In short, both the supporters and the opponents of the Citizenship Clause understood it to secure birthright citizenship to all but an extremely narrow group of U.S.-born children. The two sides only disagreed about whether this broad grant of birthright citizenship was a good idea to begin with. The original meaning of the Citizenship Clause went unchallenged.
Three decades later, the U.S. Supreme Court gave its stamp of approval to this original understanding in United States v. Wong Kim Ark (1898), in which the Court affirmed the U.S. citizenship of a man born to Chinese immigrant parents in San Francisco who temporarily left the U.S. in order to visit China and was nearly denied re-entry due to the xenophobic Chinese Exclusion Act.

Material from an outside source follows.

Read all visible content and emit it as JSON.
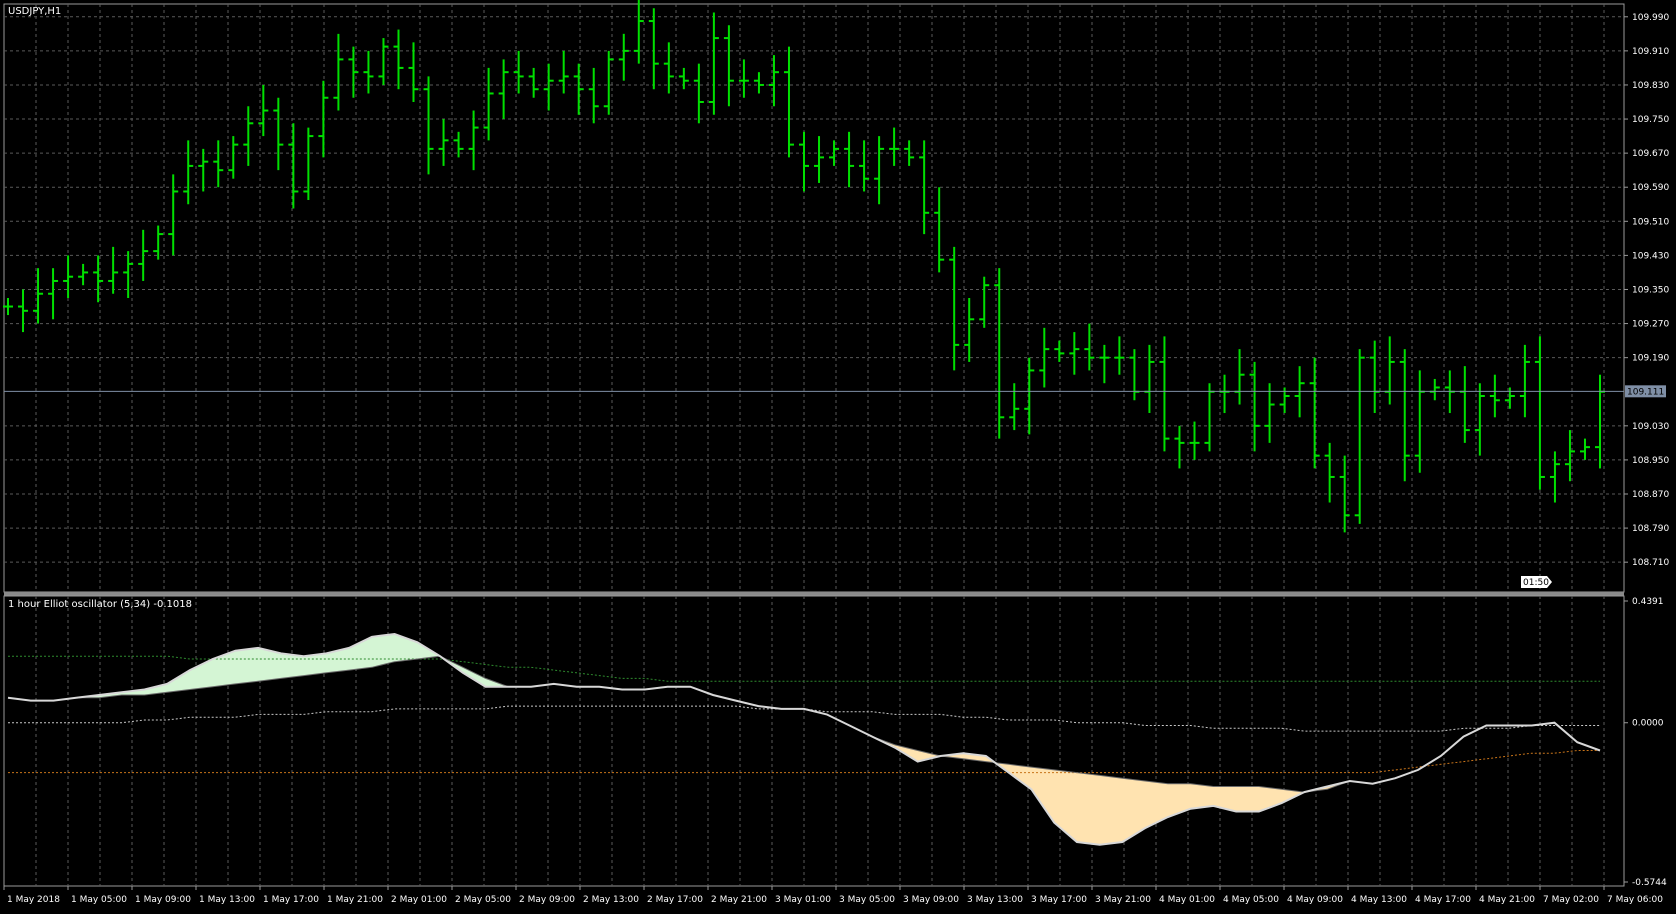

Much like today's undocumented immigrants, Wong Kim Ark's parents were outside the realm of U.S. citizenship. In fact, as persons of Chinese heritage, they were permanently barred from it by the racist terms of the Naturalization Act of 1790, which restricted U.S. citizenship to whites only. Yet despite their status as unwelcome non-citizens, the Supreme Court readily affirmed the birthright citizenship of their U.S.-born son.
Surprisingly, some modern foes of birthright citizenship have tried to cite this case in their favor. Sen. Rand Paul, for example, recently claimed that birthright citizenship "hasn't really been completely adjudicated" because Wong Kim Ark is not "a direct Supreme Court case on people who were here illegally, whether or not their kids are citizens."
But Paul has misunderstood the Court's ruling. As James C. Ho, a respected conservative legal scholar and former clerk to Justice Clarence Thomas, has pointed out, Wong Kim Ark's "sweeping language reaches all aliens regardless of immigration status" (as does the language of the 14th Amendment). Even Ed Meese has conceded that Wong Kim Ark cuts against him. In his Hamdi brief, Meese urged the Court to overturn this "erroneous" precedent.
In any case, the judgment in Wong Kim Ark speaks for itself. "The Fourteenth Amendment," the Court held, "affirms the ancient and fundamental rule of citizenship by birth within the territory, including all children here born of resident aliens, with the exceptions or qualifications (as old as the rule itself) of children of foreign sovereigns or their ministers, or born on foreign public ships, or of enemies within and during a hostile occupation of part of our territory, and with the single additional exception of children of members of the Indian tribes owing direct allegiance to their several tribes."
That original understanding has held sway in American law ever since, and rightfully so.
Most Republicans claim to revere the Constitution. Yet when it comes to the issue of birthright citizenship, far too many Republicans, from Ed Meese on down to Donald Trump, seem willing to ignore the text and history of the 14th Amendment. Not exactly a reassuring indication of the GOP's fidelity to originalist constitutional principles.